SalemNews.com, Salem, MA

Business

October 31, 2012

Local designers race to redesign rooms to benefit the Furniture Bank

MARBLEHEAD — Paula Gaull is used to bringing tired rooms back to life. As a redesigner — someone who uses your own things to redecorate a room — she stages homes for sale and helps other clients rearrange what they have.

Tomorrow night, she’ll be doing it for a good cause. She is one of three North Shore designers taking part in a furniture challenge, presented by the North Shore Association of Realtors, to highlight the work of the Furniture Bank Program run by the Massachusetts Coalition for the Homeless.

Each team will have one hour to create signature spaces from empty, 13-by-13-foot rooms using furniture that has been donated for use by low-income families or those making the transition from homelessness. The furniture used in the challenge will then be raffled off. The whole thing takes place in the group’s furniture warehouse in Lynn.

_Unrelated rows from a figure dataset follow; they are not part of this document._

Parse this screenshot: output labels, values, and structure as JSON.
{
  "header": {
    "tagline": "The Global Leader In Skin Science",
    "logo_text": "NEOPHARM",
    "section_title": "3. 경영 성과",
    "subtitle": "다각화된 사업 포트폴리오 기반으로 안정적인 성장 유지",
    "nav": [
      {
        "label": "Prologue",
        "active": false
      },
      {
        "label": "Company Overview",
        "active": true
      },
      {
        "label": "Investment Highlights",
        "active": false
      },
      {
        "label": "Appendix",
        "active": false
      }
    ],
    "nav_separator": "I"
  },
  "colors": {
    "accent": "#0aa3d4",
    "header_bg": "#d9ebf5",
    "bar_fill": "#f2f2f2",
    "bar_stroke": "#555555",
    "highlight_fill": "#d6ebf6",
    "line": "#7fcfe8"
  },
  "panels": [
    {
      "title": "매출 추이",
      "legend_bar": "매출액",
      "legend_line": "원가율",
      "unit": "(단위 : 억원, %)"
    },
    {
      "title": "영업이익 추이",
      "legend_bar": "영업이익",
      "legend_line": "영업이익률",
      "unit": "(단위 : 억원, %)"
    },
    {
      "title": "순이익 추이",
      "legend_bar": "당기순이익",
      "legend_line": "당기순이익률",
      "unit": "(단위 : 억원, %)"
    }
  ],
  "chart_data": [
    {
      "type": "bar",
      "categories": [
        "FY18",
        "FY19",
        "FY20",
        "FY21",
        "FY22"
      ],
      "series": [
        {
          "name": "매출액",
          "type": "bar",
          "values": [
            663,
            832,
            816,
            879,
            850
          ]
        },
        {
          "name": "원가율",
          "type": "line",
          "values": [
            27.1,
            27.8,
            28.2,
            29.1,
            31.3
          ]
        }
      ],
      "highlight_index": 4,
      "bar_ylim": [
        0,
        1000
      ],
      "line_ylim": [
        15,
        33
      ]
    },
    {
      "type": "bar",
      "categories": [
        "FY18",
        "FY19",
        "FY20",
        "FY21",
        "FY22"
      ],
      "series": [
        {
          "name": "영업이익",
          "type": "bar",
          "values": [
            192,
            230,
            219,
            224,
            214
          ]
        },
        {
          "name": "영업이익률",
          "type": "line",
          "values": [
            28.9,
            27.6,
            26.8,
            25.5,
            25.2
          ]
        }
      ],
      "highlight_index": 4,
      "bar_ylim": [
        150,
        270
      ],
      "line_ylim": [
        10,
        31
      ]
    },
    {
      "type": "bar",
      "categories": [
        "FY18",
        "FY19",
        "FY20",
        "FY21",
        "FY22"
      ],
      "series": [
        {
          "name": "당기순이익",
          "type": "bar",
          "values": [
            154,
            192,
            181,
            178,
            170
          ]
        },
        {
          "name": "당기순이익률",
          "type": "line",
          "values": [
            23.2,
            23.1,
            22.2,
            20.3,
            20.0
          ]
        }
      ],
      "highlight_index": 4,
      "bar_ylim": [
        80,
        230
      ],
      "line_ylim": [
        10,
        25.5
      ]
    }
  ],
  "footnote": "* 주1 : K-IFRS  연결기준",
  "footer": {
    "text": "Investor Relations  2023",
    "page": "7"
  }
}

In addition to Gaull, who owns New Leaf Redesign of Marblehead, designers will include Danika Herrick of Beverly, who runs the Gorgeous Shiny Things blog, and A.J. Aubrey of the Pure and Simple Home store of Topsfield.

Gaull, who is originally from Marblehead, moved back to town four years ago after a number of years living in and around the North Shore.

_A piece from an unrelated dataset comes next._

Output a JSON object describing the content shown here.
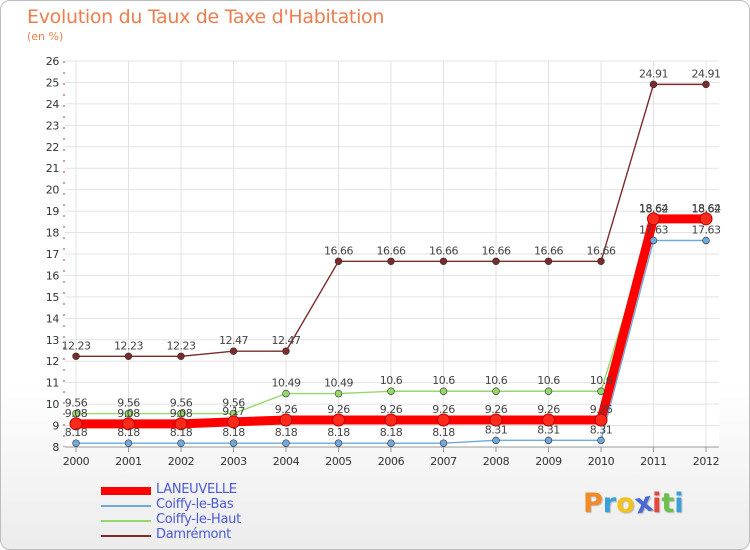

She didn’t start her career as a redesigner. She had a 20-year career in marketing, public relations, advertising and real estate. Her last job in the corporate world was with the former software company called Groove Networks of Beverly at a time when Microsoft bought the company.

“I remember sitting in my cubicle there saying, ‘Oh, my God, everything is so gray. My days are completely gray. I need to be in color, I need to be surrounded by color,’” Gaull said.

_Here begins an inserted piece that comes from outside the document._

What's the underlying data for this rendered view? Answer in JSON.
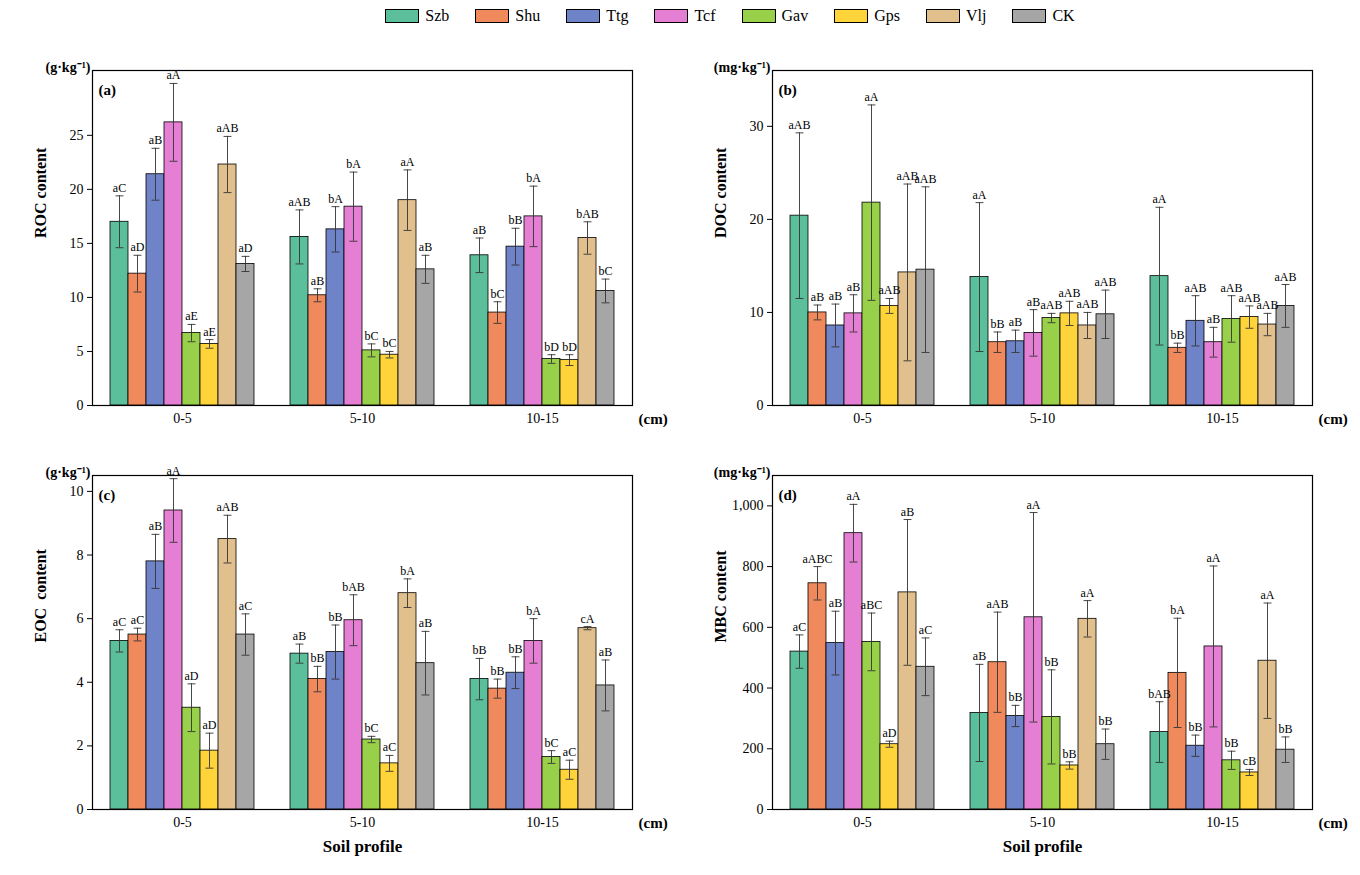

At the time, she was looking for someone to help her redecorate a room, and she looked into using a redesigner, someone who uses your own stuff to redecorate. She found out there was training for this, and it was as if a light bulb went off in her head. She reconnected with a childhood friend who trained other redesigners in California, a move that led her to quit her job and start her company.